En 18 ans de carrière, Yvon Godin dit avoir vu la dualité linguistique passer au second plan. Il déplore qu’on parle de moins en moins de l’accès à des services bilingues. L’une des solutions, selon lui, serait de nommer un responsable au sein du gouvernement qui serait chargé de faire respecter la communication dans les deux langues officielles. « Pourquoi ça prend la Cour suprême pour dire au gouvernement de faire sa job ? », a critiqué le néo-démocrate.

Le député conservateur, Bernard Trottier, croit plutôt qu’il est du ressort de chaque ministère de s’assurer du respect des deux langues officielles.

En bout de ligne, ce ne sont pas les politiciens qui vont régler le problème du non-respect de la loi sur les langues officielles, d’après Martin Normand. « C’est un travail de coordination et il faut que ce soit géré au niveau administratif. Le problème, ce n’est pas la mise en œuvre de la loi, mais plutôt, c’est que les fonctionnaires ne connaissent pas la loi. »

Un panel pertinent ?

Le spécialiste en minorités linguistiques doute de la pertinence des questions et de la structure du débat. « Ce que je reproche aux organisateurs du panel, c’est la méconnaissance du partage des compétences entre les gouvernements fédéral et provinciaux, ce qui fait qu’on se retrouvait avec des questions auxquelles les représentants ne pouvaient répondre au nom de leur parti. Ils se trouvaient à partager leurs opinions personnelles », déplore-t-il.

Environ 200 personnes se sont rendues au panel, ce qui démontre de l’intérêt, selon lui, mais il aurait fallu que le débat touche davantage les francophones, et non les entités francophones au sens plus général.
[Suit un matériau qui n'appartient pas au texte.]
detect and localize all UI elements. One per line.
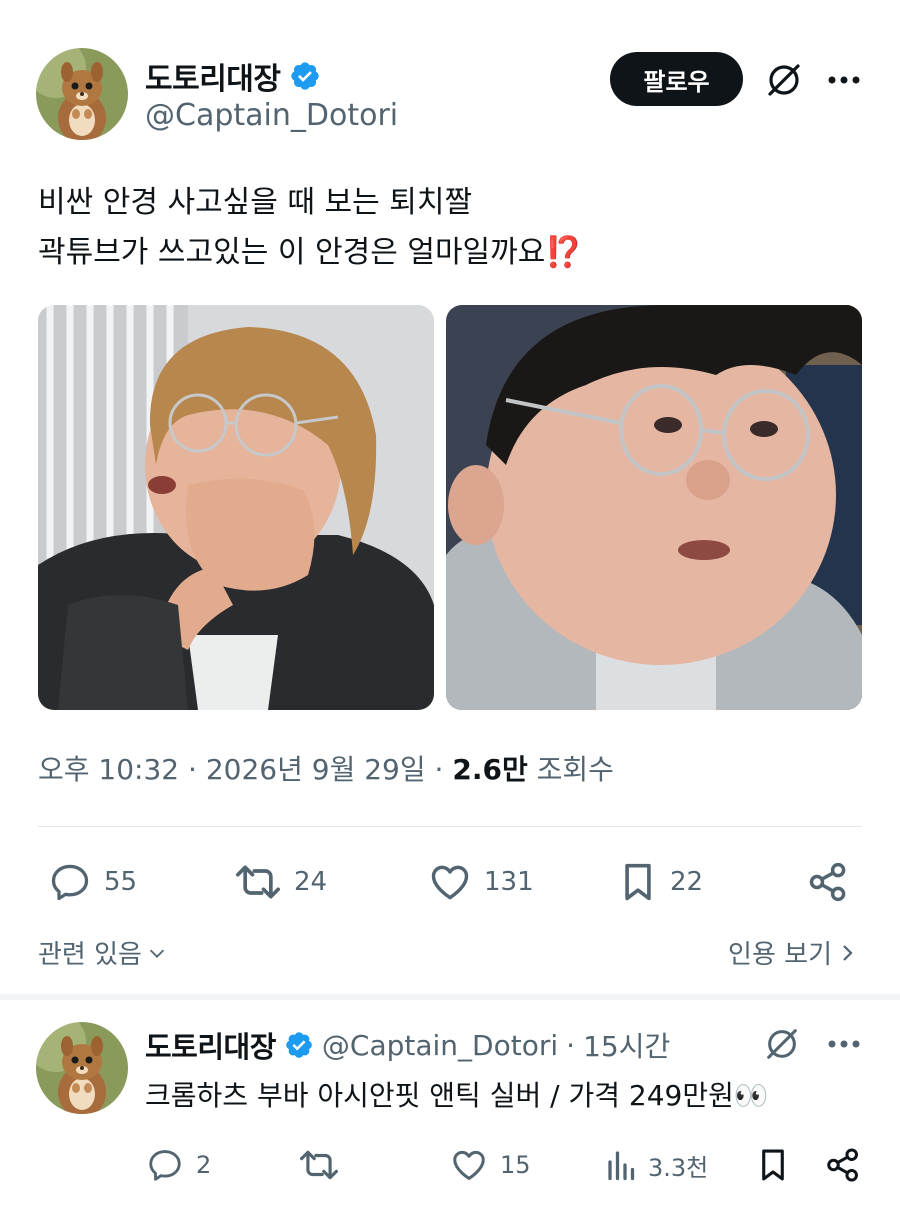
reply-reply-count: 2 xyxy=(196,1151,212,1179)
reply-views-count: 3.3천 xyxy=(648,1153,709,1182)
like-icon xyxy=(431,865,469,900)
related-label: 관련 있음 xyxy=(38,940,142,970)
bookmark-count: 22 xyxy=(670,867,704,897)
reply-views-button[interactable]: 3.3천 xyxy=(604,1146,708,1184)
tweet-photo-left[interactable] xyxy=(38,305,434,710)
section-divider xyxy=(0,994,900,1000)
views-label: 조회수 xyxy=(536,753,614,786)
reply-share-button[interactable] xyxy=(824,1146,862,1184)
tweet-meta: 오후 10:32 · 2026년 9월 29일 · 2.6만 조회수 xyxy=(38,748,614,788)
more-icon[interactable] xyxy=(822,60,866,100)
meta-separator: · xyxy=(434,753,453,786)
reply-count: 55 xyxy=(104,867,138,897)
bookmark-button[interactable]: 22 xyxy=(618,860,703,904)
author-handle[interactable]: @Captain_Dotori xyxy=(145,98,398,133)
reply-reply-button[interactable]: 2 xyxy=(146,1146,211,1184)
author-name-row[interactable]: 도토리대장 xyxy=(145,54,321,98)
retweet-button[interactable]: 24 xyxy=(234,860,327,904)
meta-separator: · xyxy=(188,753,206,786)
like-button[interactable]: 131 xyxy=(428,860,534,904)
tweet-date[interactable]: 2026년 9월 29일 xyxy=(206,753,426,786)
bookmark-icon xyxy=(762,1149,784,1181)
verified-badge-icon xyxy=(286,1032,312,1058)
divider xyxy=(38,826,862,827)
views-count: 2.6만 xyxy=(452,753,528,786)
bookmark-icon xyxy=(625,863,651,901)
reply-separator: · xyxy=(566,1028,576,1062)
reply-time[interactable]: 15시간 xyxy=(583,1025,670,1065)
reply-author-handle[interactable]: @Captain_Dotori xyxy=(322,1029,558,1062)
tweet-photo-right[interactable] xyxy=(446,305,862,710)
reply-like-count: 15 xyxy=(500,1151,531,1179)
tweet-time[interactable]: 오후 10:32 xyxy=(38,753,179,786)
share-icon xyxy=(827,1148,858,1182)
view-quotes-link[interactable]: 인용 보기 xyxy=(728,934,856,971)
like-count: 131 xyxy=(484,867,534,897)
tweet-text-line: 곽튜브가 쓰고있는 이 안경은 얼마일까요⁉️ xyxy=(38,235,583,270)
more-icon[interactable] xyxy=(822,1026,866,1062)
like-icon xyxy=(453,1150,485,1180)
chevron-right-icon xyxy=(843,944,853,961)
grok-icon[interactable] xyxy=(762,58,806,102)
reply-button[interactable]: 55 xyxy=(48,860,137,904)
author-avatar[interactable] xyxy=(36,48,128,140)
reply-author-avatar[interactable] xyxy=(36,1022,128,1114)
verified-badge-icon xyxy=(290,62,319,90)
chevron-down-icon xyxy=(149,949,165,958)
retweet-icon xyxy=(235,865,280,899)
reply-like-button[interactable]: 15 xyxy=(450,1146,531,1184)
quote-label: 인용 보기 xyxy=(728,940,832,970)
grok-icon[interactable] xyxy=(762,1024,802,1064)
retweet-count: 24 xyxy=(294,867,328,897)
reply-author-name[interactable]: 도토리대장 xyxy=(145,1024,276,1066)
share-button[interactable] xyxy=(806,860,850,904)
share-icon xyxy=(809,862,846,902)
reply-retweet-button[interactable] xyxy=(298,1146,352,1184)
reply-header: 도토리대장 @Captain_Dotori · 15시간 xyxy=(145,1024,670,1066)
reply-icon xyxy=(149,1150,181,1181)
tweet-text-line: 비싼 안경 사고싶을 때 보는 퇴치짤 xyxy=(38,185,473,220)
reply-icon xyxy=(51,864,89,901)
reply-bookmark-button[interactable] xyxy=(756,1146,790,1184)
related-dropdown[interactable]: 관련 있음 xyxy=(38,934,168,971)
author-display-name[interactable]: 도토리대장 xyxy=(145,54,281,98)
views-icon xyxy=(608,1151,635,1181)
reply-text: 크롬하츠 부바 아시안핏 앤틱 실버 / 가격 249만원👀 xyxy=(145,1079,769,1112)
retweet-icon xyxy=(300,1150,338,1180)
tweet-text: 비싼 안경 사고싶을 때 보는 퇴치짤 곽튜브가 쓰고있는 이 안경은 얼마일까… xyxy=(38,178,583,278)
follow-button[interactable]: 팔로우 xyxy=(610,52,743,106)
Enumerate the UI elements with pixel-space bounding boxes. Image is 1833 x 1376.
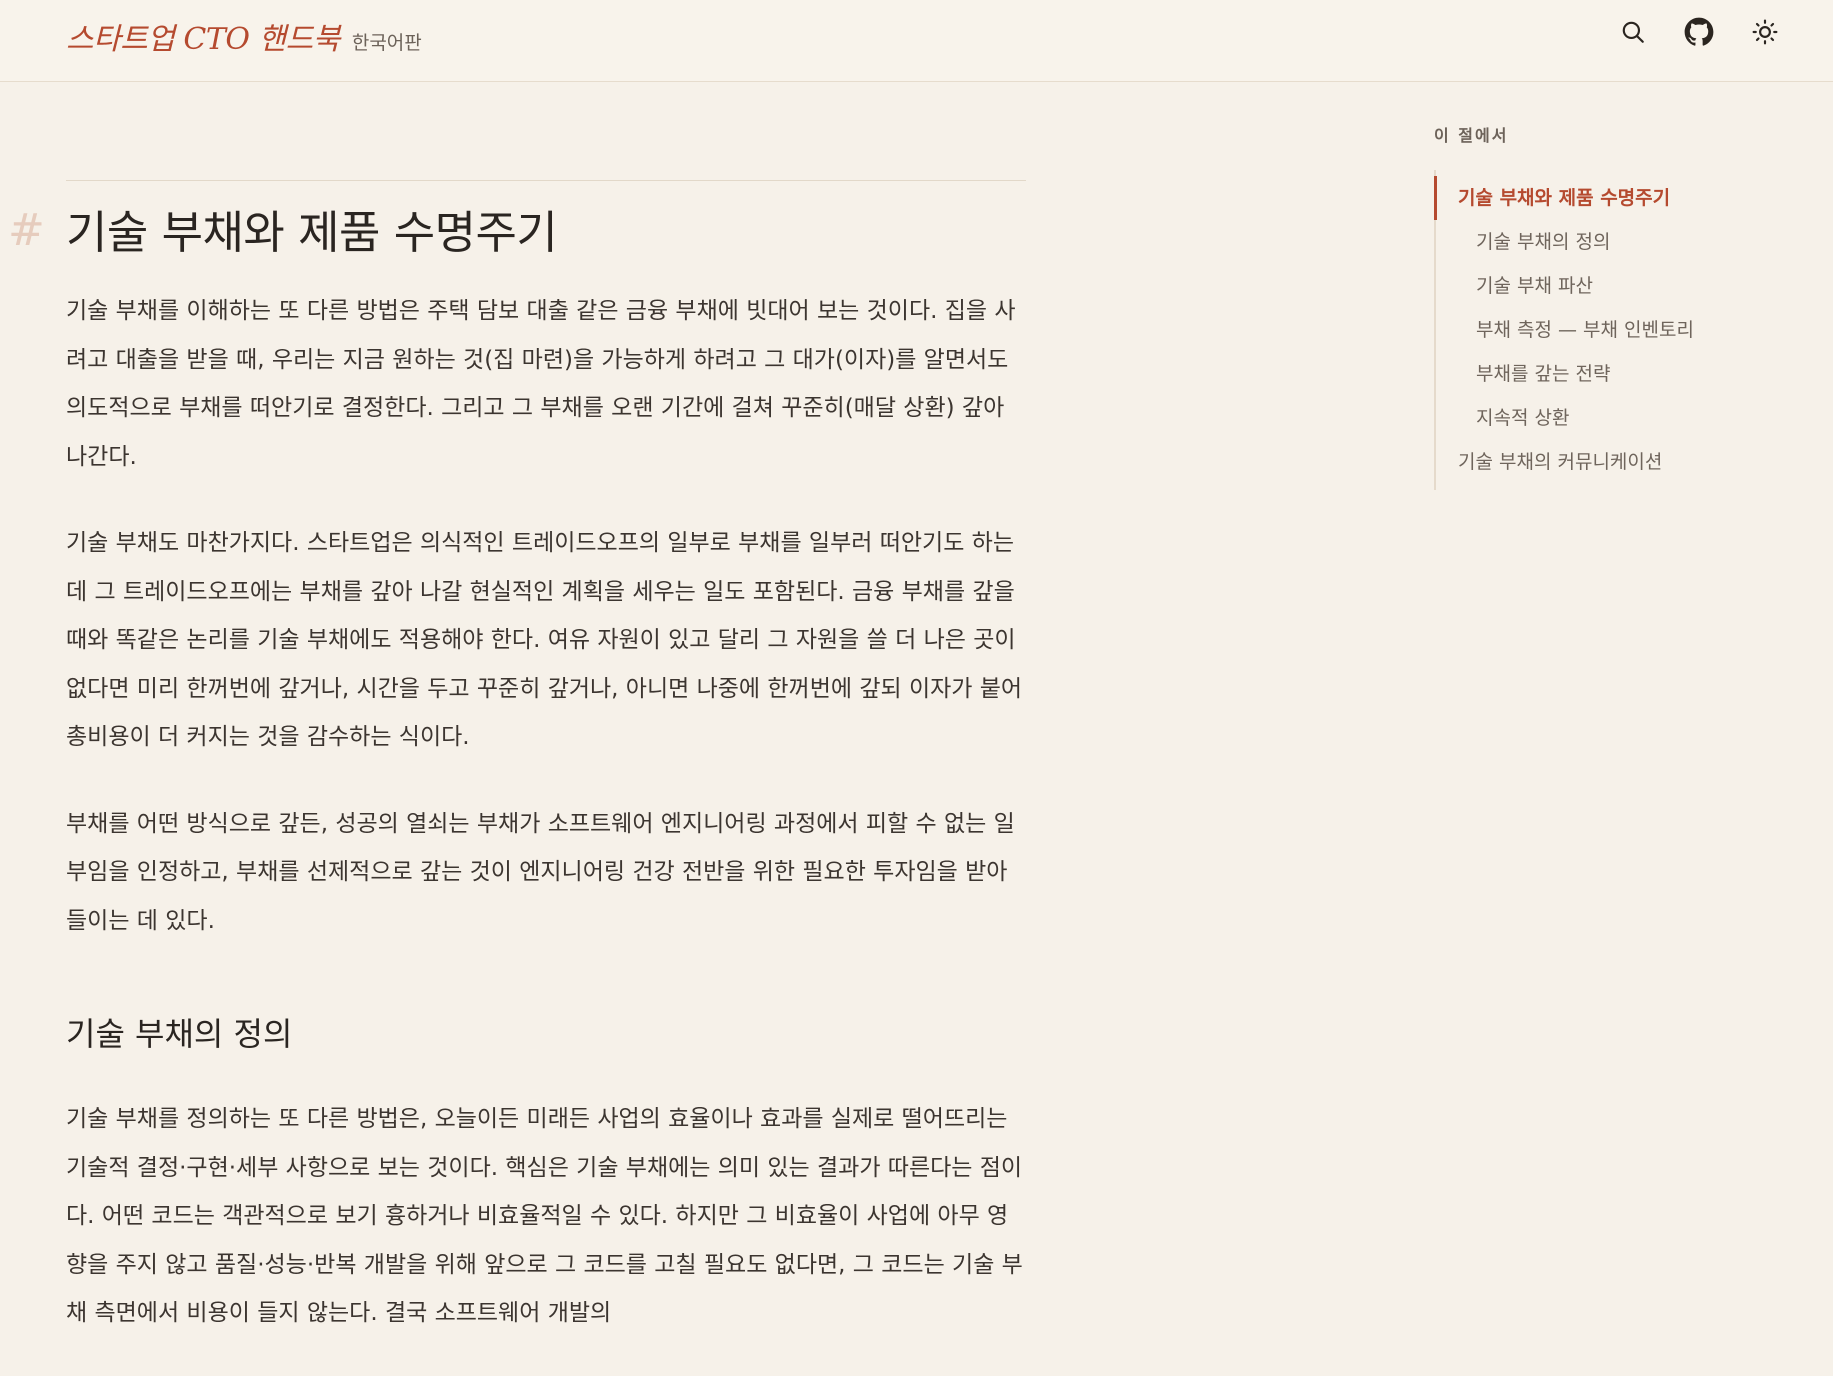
article-paragraph: 기술 부채를 이해하는 또 다른 방법은 주택 담보 대출 같은 금융 부채에 …: [66, 298, 1016, 470]
toc-item-communication[interactable]: 기술 부채의 커뮤니케이션: [1436, 440, 1794, 484]
header-actions: [1617, 16, 1781, 48]
article-paragraph: 기술 부채도 마찬가지다. 스타트업은 의식적인 트레이드오프의 일부로 부채를…: [66, 530, 1023, 750]
table-of-contents: 이 절에서 기술 부채와 제품 수명주기 기술 부채의 정의 기술 부채 파산 …: [1434, 122, 1794, 490]
top-bar: 스타트업 CTO 핸드북 한국어판: [0, 0, 1833, 82]
heading-anchor-link[interactable]: #: [8, 205, 45, 256]
toc-list: 기술 부채와 제품 수명주기 기술 부채의 정의 기술 부채 파산 부채 측정 …: [1434, 170, 1794, 490]
title-wrap: # 기술 부채와 제품 수명주기: [8, 205, 1026, 261]
toc-item-repayment-strategy[interactable]: 부채를 갚는 전략: [1436, 352, 1794, 396]
toc-item-bankruptcy[interactable]: 기술 부채 파산: [1436, 264, 1794, 308]
search-icon[interactable]: [1617, 16, 1649, 48]
brand[interactable]: 스타트업 CTO 핸드북 한국어판: [66, 14, 422, 58]
article-paragraph: 부채를 어떤 방식으로 갚든, 성공의 열쇠는 부채가 소프트웨어 엔지니어링 …: [66, 810, 1015, 934]
brand-subtitle: 한국어판: [351, 32, 422, 54]
toc-item-continuous-repayment[interactable]: 지속적 상환: [1436, 396, 1794, 440]
sun-icon[interactable]: [1749, 16, 1781, 48]
article: # 기술 부채와 제품 수명주기 기술 부채를 이해하는 또 다른 방법은 주택…: [8, 180, 1026, 1376]
page-title: 기술 부채와 제품 수명주기: [66, 206, 558, 259]
toc-item-definition[interactable]: 기술 부채의 정의: [1436, 220, 1794, 264]
toc-title: 이 절에서: [1434, 126, 1509, 145]
article-paragraph: 기술 부채를 정의하는 또 다른 방법은, 오늘이든 미래든 사업의 효율이나 …: [66, 1106, 1023, 1326]
github-icon[interactable]: [1683, 16, 1715, 48]
toc-item-tech-debt-lifecycle[interactable]: 기술 부채와 제품 수명주기: [1434, 176, 1794, 220]
brand-title[interactable]: 스타트업 CTO 핸드북: [66, 14, 340, 58]
toc-item-inventory[interactable]: 부채 측정 — 부채 인벤토리: [1436, 308, 1794, 352]
divider: [66, 180, 1026, 181]
section-title: 기술 부채의 정의: [66, 1015, 293, 1053]
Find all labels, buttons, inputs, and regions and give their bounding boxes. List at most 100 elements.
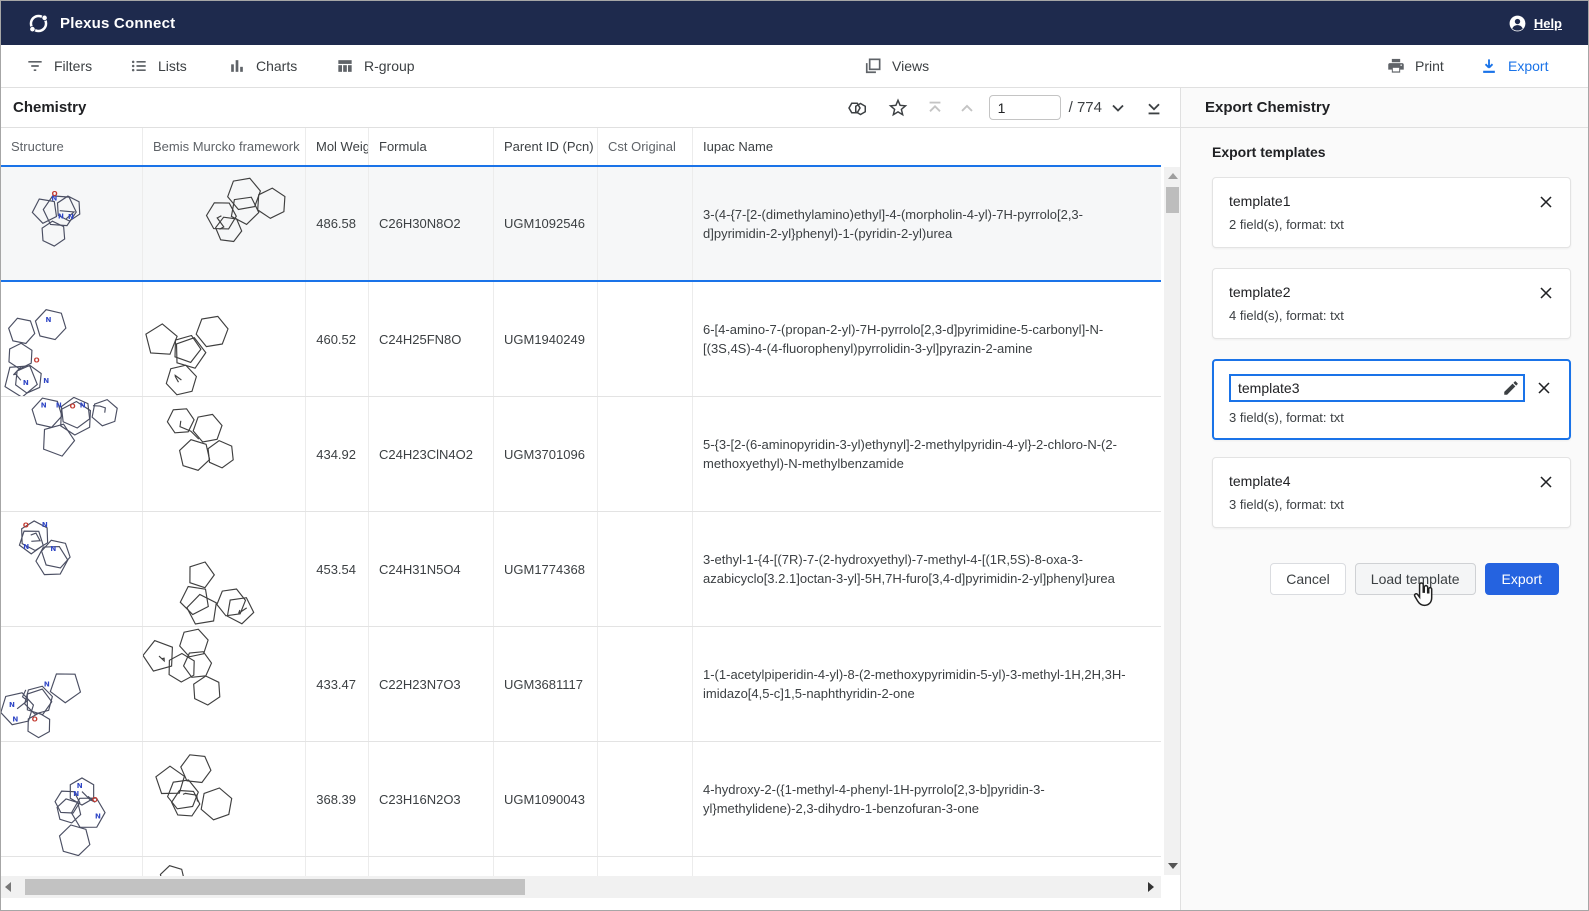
- mol-weight-cell: 434.92: [306, 397, 369, 511]
- parent-id-cell: UGM1090043: [494, 742, 598, 856]
- mol-weight-cell: 486.58: [306, 167, 369, 280]
- views-label: Views: [892, 58, 929, 74]
- export-toolbar-button[interactable]: Export: [1479, 45, 1548, 87]
- template-card-4[interactable]: template4 3 field(s), format: txt: [1212, 457, 1571, 528]
- filters-button[interactable]: Filters: [25, 45, 92, 87]
- column-header-framework[interactable]: Bemis Murcko framework: [143, 128, 306, 165]
- column-header-structure[interactable]: Structure: [1, 128, 143, 165]
- cst-original-cell: [598, 167, 693, 280]
- column-header-parent-id[interactable]: Parent ID (Pcn): [494, 128, 598, 165]
- export-panel-title: Export Chemistry: [1181, 88, 1588, 128]
- template-card-3-selected[interactable]: 3 field(s), format: txt: [1212, 359, 1571, 440]
- first-record-icon[interactable]: [925, 98, 945, 118]
- delete-template-icon[interactable]: [1534, 378, 1554, 398]
- charts-label: Charts: [256, 58, 297, 74]
- structure-drawing: NNON: [1, 512, 142, 626]
- delete-template-icon[interactable]: [1536, 472, 1556, 492]
- scroll-right-arrow[interactable]: [1144, 876, 1158, 898]
- column-header-iupac-name[interactable]: Iupac Name: [693, 128, 1161, 165]
- formula-cell: C23H16N2O3: [369, 742, 494, 856]
- print-button[interactable]: Print: [1386, 45, 1444, 87]
- iupac-name-cell: 1-(1-acetylpiperidin-4-yl)-8-(2-methoxyp…: [693, 627, 1161, 741]
- svg-text:N: N: [43, 376, 49, 385]
- parent-id-cell: UGM1940249: [494, 282, 598, 396]
- svg-text:N: N: [12, 714, 18, 723]
- svg-text:N: N: [73, 789, 79, 798]
- template-card-2[interactable]: template2 4 field(s), format: txt: [1212, 268, 1571, 339]
- plexus-logo-icon: [27, 12, 50, 35]
- framework-drawing: [143, 167, 305, 280]
- framework-cell: [143, 627, 306, 741]
- structure-drawing: NNON: [1, 627, 142, 741]
- framework-drawing: [143, 282, 305, 396]
- structure-drawing: NNON: [1, 167, 142, 280]
- table-row-selected[interactable]: NNON 486.58 C26H30N8O2 UGM1092546 3-(4-{…: [1, 165, 1161, 282]
- structure-drawing: NNON: [1, 742, 142, 856]
- template-name-input[interactable]: [1229, 374, 1525, 402]
- filters-label: Filters: [54, 58, 92, 74]
- framework-cell: [143, 512, 306, 626]
- views-icon: [863, 56, 883, 76]
- framework-drawing: [143, 627, 305, 741]
- scroll-down-arrow[interactable]: [1164, 859, 1181, 873]
- horizontal-scrollbar[interactable]: [1, 876, 1161, 898]
- export-toolbar-label: Export: [1508, 58, 1548, 74]
- lists-button[interactable]: Lists: [129, 45, 187, 87]
- structure-cell: NNON: [1, 282, 143, 396]
- user-circle-icon: [1508, 14, 1527, 33]
- table-icon: [335, 56, 355, 76]
- app-window: Plexus Connect Help Filters Lists: [0, 0, 1589, 911]
- table-row[interactable]: NNON 460.52 C24H25FN8O UGM1940249 6-[4-a…: [1, 282, 1161, 397]
- help-button[interactable]: Help: [1508, 14, 1588, 33]
- next-record-icon[interactable]: [1108, 98, 1128, 118]
- print-icon: [1386, 56, 1406, 76]
- export-button[interactable]: Export: [1485, 563, 1559, 595]
- table-row[interactable]: NNON 434.92 C24H23ClN4O2 UGM3701096 5-{3…: [1, 397, 1161, 512]
- load-template-button[interactable]: Load template: [1355, 563, 1476, 595]
- structure-search-icon[interactable]: [845, 96, 869, 120]
- favorite-star-icon[interactable]: [887, 97, 909, 119]
- svg-text:N: N: [68, 212, 74, 221]
- template-details: 2 field(s), format: txt: [1229, 217, 1554, 232]
- brand: Plexus Connect: [1, 12, 175, 35]
- framework-drawing: [143, 857, 305, 876]
- template-name: template2: [1229, 284, 1554, 300]
- bar-chart-icon: [227, 56, 247, 76]
- horizontal-scroll-thumb[interactable]: [25, 879, 525, 895]
- framework-cell: [143, 742, 306, 856]
- framework-drawing: [143, 512, 305, 626]
- table-row[interactable]: NNON 453.54 C24H31N5O4 UGM1774368 3-ethy…: [1, 512, 1161, 627]
- print-label: Print: [1415, 58, 1444, 74]
- template-card-1[interactable]: template1 2 field(s), format: txt: [1212, 177, 1571, 248]
- delete-template-icon[interactable]: [1536, 283, 1556, 303]
- vertical-scrollbar[interactable]: [1164, 167, 1181, 875]
- column-header-mol-weight[interactable]: Mol Weigh: [306, 128, 369, 165]
- structure-drawing: NNON: [1, 857, 142, 876]
- vertical-scroll-thumb[interactable]: [1166, 187, 1179, 213]
- structure-cell: NNON: [1, 857, 143, 876]
- scroll-left-arrow[interactable]: [1, 876, 15, 898]
- column-header-cst-original[interactable]: Cst Original: [598, 128, 693, 165]
- page-number-input[interactable]: [989, 95, 1061, 120]
- structure-cell: NNON: [1, 742, 143, 856]
- edit-pencil-icon[interactable]: [1502, 379, 1520, 397]
- table-row-partial[interactable]: NNON: [1, 857, 1161, 876]
- rgroup-label: R-group: [364, 58, 415, 74]
- table-row[interactable]: NNON 368.39 C23H16N2O3 UGM1090043 4-hydr…: [1, 742, 1161, 857]
- previous-record-icon[interactable]: [957, 98, 977, 118]
- scroll-up-arrow[interactable]: [1164, 169, 1181, 183]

« Je ne suis pas certain qu’une longue discussion sur le financement des organismes communautaires a réellement rejoint le public, a-t-il dit. Il aurait fallu poser des questions sur des enjeux qui collent plus à leur réalité, comme l’immigration francophone. Si on voulait discuter de la relation entre le gouvernement fédéral et les organismes communautaires, il aurait fallu le présenter ainsi. »

« La Feuille de route n’est pas là pour bénéficier aux organismes eux-mêmes, elle est là pour les citoyens qui reçoivent les services de ces organismes. Quand on pose des questions sur la Feuille de route ou sur le plein respect de la loi, ça touche tous les francophones. S’il n’y aucun organisme dans ma communauté qui a du financement, j’en aurai tout simplement plus de services », s’est défendue Marie-France Kenny. Celle-ci estime que l’expérience est à refaire. Le panel a, selon elle, aidé les gens à voir plus clair quant à la question de dualité linguistique.